2. Contextual isolation: You could also enforce data restrictions for plugins to avoid having them access the entire conversation context, limiting their access to only essential data.

Automated Authorization Management

One thing is clear, GPTs, plugins, and prompt injections will lead to dialogue fatigue and exponential chaos in managing an ever-increasing amount of plugins/agents. Besides that, we don’t believe in the isolation approach. We view it as impractical for enterprises as it requires running two LLMs and hence introduces blockers surrounding latency and cost. Even if we assume the cost per token will decrease significantly, it is likely that the latency question will remain.

A more effective solution to mitigate dialogue fatigue, especially with the rising use of plugins, is the implementation of automated authorization controls. These controls would analyze the context of the prompt and the parameters of the invoked plugin. For instance, if a user requests to write an email, the system would compare the intent of the input with the actions about to be triggered by the plugin. If there’s a mismatch, the system will either block the plugin automatically or prompt a manual authorization request. This method would effectively analyze the intent behind the prompt input versus the plugin's actions about to be invoked.

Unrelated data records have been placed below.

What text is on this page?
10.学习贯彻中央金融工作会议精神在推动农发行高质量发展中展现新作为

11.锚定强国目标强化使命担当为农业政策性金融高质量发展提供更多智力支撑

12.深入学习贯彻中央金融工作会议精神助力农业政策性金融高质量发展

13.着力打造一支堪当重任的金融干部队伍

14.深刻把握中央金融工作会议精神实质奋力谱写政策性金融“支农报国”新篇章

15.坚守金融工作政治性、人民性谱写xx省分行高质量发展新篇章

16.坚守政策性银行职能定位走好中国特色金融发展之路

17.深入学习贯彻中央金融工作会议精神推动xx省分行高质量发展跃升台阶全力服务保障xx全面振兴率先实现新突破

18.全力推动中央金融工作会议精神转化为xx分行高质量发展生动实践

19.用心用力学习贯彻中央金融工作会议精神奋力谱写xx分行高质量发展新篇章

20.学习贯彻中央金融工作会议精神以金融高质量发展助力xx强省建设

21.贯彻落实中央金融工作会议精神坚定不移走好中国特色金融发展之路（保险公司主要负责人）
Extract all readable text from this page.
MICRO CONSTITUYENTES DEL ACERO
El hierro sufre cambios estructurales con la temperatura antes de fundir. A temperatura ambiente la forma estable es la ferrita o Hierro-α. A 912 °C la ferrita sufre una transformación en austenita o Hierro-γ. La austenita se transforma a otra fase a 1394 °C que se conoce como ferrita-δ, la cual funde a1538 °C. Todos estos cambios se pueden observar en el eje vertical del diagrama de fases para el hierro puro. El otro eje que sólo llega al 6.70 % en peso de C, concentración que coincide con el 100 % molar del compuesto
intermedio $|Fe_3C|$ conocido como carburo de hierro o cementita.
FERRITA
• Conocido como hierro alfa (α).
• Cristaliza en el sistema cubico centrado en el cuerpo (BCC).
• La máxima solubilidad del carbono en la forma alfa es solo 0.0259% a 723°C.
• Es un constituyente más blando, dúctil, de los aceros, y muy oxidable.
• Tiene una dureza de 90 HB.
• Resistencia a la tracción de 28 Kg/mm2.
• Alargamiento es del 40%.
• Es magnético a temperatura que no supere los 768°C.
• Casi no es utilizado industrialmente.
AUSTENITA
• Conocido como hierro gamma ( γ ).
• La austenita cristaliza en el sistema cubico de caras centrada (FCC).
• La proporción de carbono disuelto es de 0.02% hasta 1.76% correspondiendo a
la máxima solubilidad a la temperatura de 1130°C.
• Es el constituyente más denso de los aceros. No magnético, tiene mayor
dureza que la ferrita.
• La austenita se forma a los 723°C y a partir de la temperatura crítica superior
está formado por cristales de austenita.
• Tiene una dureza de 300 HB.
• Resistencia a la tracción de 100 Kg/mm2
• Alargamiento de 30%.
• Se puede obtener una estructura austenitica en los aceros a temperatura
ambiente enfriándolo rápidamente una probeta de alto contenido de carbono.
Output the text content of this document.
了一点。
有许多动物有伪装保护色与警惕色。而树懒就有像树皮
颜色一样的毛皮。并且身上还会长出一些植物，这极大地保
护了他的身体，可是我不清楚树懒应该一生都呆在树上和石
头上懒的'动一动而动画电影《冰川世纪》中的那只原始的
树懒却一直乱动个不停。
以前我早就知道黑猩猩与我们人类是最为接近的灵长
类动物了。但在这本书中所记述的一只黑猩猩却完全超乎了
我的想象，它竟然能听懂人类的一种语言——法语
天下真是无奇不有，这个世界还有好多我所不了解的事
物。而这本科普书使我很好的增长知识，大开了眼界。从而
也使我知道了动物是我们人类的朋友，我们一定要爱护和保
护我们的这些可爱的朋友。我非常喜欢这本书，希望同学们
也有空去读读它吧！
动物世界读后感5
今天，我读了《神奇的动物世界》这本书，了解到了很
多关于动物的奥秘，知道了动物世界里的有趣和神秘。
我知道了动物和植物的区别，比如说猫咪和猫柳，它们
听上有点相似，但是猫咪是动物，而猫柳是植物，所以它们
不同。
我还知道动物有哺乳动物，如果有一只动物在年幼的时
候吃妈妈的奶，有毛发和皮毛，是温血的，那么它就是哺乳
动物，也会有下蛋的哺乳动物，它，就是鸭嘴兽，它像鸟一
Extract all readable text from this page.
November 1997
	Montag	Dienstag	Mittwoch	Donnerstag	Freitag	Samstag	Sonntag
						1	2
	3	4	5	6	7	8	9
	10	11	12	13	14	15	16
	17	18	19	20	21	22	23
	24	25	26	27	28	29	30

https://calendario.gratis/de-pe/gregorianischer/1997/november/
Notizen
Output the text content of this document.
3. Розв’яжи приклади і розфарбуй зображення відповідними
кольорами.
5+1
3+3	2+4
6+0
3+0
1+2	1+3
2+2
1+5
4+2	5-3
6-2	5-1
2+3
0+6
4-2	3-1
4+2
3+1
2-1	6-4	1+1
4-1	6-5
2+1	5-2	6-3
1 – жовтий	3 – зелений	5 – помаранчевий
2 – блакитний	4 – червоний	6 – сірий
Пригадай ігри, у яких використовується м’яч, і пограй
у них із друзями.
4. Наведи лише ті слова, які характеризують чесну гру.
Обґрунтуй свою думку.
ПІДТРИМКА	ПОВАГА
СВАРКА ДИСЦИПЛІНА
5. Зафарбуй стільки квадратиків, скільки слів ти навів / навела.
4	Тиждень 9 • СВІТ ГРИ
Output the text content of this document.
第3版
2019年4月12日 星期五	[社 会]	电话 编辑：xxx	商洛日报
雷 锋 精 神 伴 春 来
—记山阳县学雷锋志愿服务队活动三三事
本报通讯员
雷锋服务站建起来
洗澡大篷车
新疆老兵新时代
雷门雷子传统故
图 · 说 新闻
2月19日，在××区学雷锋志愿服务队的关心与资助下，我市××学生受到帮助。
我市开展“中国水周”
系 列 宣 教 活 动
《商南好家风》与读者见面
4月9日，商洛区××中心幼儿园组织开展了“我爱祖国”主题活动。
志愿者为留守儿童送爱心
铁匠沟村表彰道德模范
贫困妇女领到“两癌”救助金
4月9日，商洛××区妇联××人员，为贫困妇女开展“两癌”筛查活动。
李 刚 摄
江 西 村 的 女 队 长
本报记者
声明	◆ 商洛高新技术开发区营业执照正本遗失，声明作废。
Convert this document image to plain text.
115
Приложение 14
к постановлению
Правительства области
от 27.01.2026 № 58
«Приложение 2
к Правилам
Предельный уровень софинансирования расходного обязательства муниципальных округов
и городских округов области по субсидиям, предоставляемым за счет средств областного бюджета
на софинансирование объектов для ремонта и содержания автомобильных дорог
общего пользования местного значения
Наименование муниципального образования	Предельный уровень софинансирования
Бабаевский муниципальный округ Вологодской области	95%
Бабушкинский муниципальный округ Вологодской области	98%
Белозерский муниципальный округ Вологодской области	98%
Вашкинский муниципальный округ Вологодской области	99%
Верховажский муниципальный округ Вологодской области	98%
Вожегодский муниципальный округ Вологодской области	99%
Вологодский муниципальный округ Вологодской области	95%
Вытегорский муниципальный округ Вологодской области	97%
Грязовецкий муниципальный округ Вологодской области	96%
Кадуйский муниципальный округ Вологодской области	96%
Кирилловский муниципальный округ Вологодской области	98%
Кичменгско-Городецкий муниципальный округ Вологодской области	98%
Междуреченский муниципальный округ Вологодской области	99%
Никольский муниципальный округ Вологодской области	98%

This approach draws inspiration from modern IAM practices such as those by Entitle, Authomize, and Permit. AI Agent management could parallel these players so that plugin actions will be analyzed in the context of the prompt input, and other relevant factors. If the prompt input aligns with the scheduled actions of the plugin, authorization is granted automatically; if not, the authorization request is flagged, requiring manual permission from the user, security, or IT team. This would ensure a balance between scaling automation and stringent security.